If there’s a reason her friends see her as Super Woman, it’s because she was raised by the original. “Maybe in that way, it was lucky I didn’t have my father around. I grew up with a mother who supported our whole family by herself. She was woman and a half. She repaired the whole apartment by herself, she could repair any electrical appliance, she would paint ceilings, walls – by herself. And she worked, she made money, whatever money it was, she did everything. She was the woman and the man. She had to survive by herself. And she did it.”

It’s made Olga tougher and more self-sufficient than any movie hero, and determined not to be anyone’s damsel sidekick in real life. “My mother always told me that she prefers to be alone than with the wrong man.
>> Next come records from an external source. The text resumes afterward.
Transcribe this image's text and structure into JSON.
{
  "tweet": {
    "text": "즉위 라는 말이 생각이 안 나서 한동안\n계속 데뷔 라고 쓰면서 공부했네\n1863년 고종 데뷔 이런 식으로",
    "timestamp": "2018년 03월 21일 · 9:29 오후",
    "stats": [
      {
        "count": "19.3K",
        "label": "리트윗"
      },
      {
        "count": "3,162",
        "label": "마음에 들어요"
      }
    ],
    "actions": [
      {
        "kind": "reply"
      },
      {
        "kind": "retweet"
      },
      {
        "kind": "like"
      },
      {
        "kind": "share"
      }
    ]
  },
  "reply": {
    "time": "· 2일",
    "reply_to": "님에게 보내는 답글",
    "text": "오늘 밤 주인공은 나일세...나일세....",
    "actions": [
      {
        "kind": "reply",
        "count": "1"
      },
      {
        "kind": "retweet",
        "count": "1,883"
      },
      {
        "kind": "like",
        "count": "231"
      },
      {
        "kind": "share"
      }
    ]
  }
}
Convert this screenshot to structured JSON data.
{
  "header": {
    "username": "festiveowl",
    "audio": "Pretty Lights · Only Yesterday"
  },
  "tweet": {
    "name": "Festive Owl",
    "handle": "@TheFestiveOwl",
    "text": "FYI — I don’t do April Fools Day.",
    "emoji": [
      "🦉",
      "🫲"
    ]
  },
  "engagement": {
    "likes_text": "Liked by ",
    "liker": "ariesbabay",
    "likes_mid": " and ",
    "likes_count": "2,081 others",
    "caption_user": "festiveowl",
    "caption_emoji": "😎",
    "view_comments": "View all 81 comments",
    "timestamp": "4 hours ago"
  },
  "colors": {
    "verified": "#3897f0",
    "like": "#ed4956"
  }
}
This is something that I’ve remembered for my whole life. I saw this strong woman who chose to go beyond those values, she preferred to be happy the way she is, and stay alone.” And it all goes back to making the most of the choice you’re presented with. “Maybe it’s luck, because it made me realize I’m fine the way she was. It’s not the best thing, but if I have to do it… I always knew: I have to support myself, I’m the one. I’m never going to rely on anybody, whether it’s a man or a woman, it’s me. If I can’t manage it, I have to try harder. It’s the only option for me, I don’t have other options.”

No red wire, no blue wire, just making the most of the chance you’re presented with, and for Olga Kurylenko that’s a pretty explosive feat.